Tan pronto como sus dientes se hubieron clavado en su propia piel, se puso a gañir y a revolverse sobre el suelo, a revolver la frente contra la dureza del suelo. Bizqueaba y cerraba los ojos con fuerza. ¡Cómo dolía! Sus dientes habían tocado la plata y su cráneo entero había caído presa del dolor, del sufrimiento. Sus nervios cantaron una nota aguda y prolongada que le zumbaba dentro de los oídos y del cerebro. Se revolvió y agitó el cuerpo, y profirió una especie de inaudible alarido hasta que el dolor se apaciguó, hasta que le fue posible volver a pensar.

No podría arrancarse la pata de un mordisco. No podría arrancar la plata de su cuerpo. Todas las fibras de su ser le chillaban, suplicándole alivio, consuelo, pero la loba no podía dárselo.

¡Plata, plata, plata, plata dentro de ella, plata, plata envenenada!

Corrió en círculo. Corrió de un lado para otro, al azar, como si así pudiera huir del dolor. Levantaba la cabeza y aullaba, aullaba, y aullaba, soltaba gañidos, lloriqueaba, rugía. No le sirvió de nada. Oyó el eco de una respuesta, una llamada, desde lejos de allí, y entendió que el otro lobo estaría cerca. Tal vez... tal vez pudiera ayudarla. Pero ¿lo haría? Antes había tratado de matarla, ¿verdad que sí?

No importaba. Era el único que podía ayudarla. Corrió hacia él, aullando, y fue en pos de los aullidos con los que él le respondía. Iban a encontrarse. Estarían juntos de nuevo. Se encontrarían, como compañeros de jauría, y él la ayudaría. Haría algo, algo, algo por ella.

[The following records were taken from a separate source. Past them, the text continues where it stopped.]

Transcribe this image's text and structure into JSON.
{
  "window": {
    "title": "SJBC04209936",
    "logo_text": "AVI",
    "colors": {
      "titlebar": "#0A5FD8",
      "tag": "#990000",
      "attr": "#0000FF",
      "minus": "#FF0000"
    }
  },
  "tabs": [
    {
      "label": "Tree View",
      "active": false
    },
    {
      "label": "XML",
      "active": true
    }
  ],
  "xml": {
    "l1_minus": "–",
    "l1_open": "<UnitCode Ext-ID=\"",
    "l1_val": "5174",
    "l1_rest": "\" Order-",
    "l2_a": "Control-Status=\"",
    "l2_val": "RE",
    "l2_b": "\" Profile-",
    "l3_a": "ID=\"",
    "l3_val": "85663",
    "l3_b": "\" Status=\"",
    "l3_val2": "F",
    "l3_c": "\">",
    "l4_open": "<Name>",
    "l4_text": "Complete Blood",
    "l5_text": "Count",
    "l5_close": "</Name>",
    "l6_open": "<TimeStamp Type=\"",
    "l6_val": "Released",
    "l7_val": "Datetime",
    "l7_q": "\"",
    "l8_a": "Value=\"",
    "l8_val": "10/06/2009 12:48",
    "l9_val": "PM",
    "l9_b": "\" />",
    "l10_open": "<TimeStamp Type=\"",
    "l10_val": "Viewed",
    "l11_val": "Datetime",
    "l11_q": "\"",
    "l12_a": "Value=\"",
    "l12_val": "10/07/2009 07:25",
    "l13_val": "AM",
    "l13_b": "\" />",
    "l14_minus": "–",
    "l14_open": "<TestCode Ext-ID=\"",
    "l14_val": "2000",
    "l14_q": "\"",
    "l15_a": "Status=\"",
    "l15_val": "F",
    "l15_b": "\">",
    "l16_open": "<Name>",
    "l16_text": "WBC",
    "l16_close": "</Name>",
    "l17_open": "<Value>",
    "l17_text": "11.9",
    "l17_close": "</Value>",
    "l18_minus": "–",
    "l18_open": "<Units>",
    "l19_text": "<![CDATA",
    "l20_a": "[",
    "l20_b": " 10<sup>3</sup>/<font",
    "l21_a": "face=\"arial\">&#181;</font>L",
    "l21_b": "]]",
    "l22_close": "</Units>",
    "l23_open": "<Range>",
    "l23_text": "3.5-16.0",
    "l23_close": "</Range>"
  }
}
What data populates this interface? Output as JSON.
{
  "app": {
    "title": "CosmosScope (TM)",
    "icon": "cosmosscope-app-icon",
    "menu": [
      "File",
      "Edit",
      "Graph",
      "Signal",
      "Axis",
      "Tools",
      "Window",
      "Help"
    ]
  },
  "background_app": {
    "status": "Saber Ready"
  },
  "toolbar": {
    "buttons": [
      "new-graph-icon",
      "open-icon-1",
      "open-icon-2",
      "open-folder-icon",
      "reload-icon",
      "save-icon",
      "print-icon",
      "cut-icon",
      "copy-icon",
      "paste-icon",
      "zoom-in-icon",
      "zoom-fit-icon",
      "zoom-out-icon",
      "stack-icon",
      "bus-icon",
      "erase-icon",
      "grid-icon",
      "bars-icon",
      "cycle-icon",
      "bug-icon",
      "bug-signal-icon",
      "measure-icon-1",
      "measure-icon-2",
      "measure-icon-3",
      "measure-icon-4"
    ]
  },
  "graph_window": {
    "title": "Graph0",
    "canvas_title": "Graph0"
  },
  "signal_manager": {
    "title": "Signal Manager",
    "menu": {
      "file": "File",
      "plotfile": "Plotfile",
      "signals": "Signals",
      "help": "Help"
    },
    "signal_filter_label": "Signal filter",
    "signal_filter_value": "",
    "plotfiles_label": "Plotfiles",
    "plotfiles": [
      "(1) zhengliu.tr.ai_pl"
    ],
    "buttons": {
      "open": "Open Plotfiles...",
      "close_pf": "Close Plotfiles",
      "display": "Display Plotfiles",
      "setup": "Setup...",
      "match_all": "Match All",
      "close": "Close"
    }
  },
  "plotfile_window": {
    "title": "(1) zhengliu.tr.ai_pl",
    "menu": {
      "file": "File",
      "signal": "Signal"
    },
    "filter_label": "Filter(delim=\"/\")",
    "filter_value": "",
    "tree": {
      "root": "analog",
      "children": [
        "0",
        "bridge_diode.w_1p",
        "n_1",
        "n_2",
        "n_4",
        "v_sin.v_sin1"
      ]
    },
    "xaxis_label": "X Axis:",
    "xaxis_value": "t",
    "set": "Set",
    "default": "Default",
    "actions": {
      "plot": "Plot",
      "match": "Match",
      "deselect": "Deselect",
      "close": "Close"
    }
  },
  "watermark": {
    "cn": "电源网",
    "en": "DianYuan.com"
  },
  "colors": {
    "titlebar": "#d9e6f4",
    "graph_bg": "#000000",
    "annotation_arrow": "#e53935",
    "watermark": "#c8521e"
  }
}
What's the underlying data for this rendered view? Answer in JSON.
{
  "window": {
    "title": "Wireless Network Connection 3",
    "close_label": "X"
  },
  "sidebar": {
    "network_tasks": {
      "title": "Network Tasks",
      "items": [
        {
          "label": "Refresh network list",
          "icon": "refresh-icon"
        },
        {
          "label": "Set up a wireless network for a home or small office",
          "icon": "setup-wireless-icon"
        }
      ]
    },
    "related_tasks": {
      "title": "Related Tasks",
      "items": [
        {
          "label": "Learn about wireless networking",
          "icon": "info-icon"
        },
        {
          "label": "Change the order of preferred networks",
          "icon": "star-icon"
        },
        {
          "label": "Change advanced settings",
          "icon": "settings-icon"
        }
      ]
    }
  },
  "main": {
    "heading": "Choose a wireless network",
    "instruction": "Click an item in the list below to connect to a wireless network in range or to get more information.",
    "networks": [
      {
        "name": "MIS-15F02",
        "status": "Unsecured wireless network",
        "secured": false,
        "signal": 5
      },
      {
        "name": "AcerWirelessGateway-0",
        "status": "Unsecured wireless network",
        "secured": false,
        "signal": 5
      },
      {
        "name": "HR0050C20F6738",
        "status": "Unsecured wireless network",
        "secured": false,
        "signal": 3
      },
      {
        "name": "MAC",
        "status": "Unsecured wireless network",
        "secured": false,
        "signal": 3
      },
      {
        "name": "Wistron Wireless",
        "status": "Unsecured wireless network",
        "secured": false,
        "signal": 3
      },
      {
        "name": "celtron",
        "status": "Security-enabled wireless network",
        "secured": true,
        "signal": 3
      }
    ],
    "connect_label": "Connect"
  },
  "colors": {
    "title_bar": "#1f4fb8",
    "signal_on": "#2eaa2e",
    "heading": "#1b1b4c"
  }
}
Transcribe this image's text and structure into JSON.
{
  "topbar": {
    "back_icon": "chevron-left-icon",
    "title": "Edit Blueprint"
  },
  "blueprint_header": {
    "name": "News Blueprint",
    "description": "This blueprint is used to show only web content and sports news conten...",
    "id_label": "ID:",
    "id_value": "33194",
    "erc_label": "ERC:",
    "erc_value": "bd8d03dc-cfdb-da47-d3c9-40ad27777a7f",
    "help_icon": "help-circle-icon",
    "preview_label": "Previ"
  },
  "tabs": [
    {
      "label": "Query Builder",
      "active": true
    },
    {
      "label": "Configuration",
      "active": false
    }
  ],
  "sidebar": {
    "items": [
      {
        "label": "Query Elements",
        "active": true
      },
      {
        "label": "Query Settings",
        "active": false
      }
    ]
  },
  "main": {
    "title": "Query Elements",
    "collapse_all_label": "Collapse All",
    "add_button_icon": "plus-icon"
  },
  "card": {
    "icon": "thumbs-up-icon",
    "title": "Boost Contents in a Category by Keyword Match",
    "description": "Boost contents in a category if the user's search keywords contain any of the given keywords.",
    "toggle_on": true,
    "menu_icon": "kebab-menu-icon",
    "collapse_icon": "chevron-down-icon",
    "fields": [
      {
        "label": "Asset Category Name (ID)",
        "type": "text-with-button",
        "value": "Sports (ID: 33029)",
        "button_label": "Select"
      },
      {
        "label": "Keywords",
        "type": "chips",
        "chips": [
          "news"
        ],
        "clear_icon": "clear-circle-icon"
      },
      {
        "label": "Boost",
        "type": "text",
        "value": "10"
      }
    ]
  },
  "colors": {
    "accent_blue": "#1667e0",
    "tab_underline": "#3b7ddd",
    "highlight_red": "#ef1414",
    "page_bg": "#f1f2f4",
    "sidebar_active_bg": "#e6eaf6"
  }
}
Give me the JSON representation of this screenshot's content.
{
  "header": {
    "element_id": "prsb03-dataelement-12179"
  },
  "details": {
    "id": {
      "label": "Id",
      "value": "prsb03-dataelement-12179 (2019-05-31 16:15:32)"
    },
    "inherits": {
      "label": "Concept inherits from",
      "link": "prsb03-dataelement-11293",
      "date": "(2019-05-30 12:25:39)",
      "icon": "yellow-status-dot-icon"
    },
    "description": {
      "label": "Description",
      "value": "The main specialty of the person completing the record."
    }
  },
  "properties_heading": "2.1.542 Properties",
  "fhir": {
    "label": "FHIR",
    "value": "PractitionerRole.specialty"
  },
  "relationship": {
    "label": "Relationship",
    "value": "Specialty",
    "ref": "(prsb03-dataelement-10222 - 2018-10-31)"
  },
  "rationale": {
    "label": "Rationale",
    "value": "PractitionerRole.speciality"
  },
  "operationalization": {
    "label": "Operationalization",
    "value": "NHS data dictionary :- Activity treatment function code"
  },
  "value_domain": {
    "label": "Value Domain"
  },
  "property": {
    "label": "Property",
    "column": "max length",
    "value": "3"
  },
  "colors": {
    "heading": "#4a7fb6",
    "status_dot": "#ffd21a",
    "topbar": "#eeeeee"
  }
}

Pero antes de que hubiese logrado captar el olor del macho, el zumbido de un rotor hendió la noche, la cortó en pedazos. La cosa humana que volaba. La loba no podía entender lo que era un helicóptero, pero sabía muy bien lo que transportaba: su muerte. Lo observó con las orejas echadas hacia atrás cuando apareció al otro extremo del vertedero, y cuando viró para volar hacia ella. La loba echó a correr.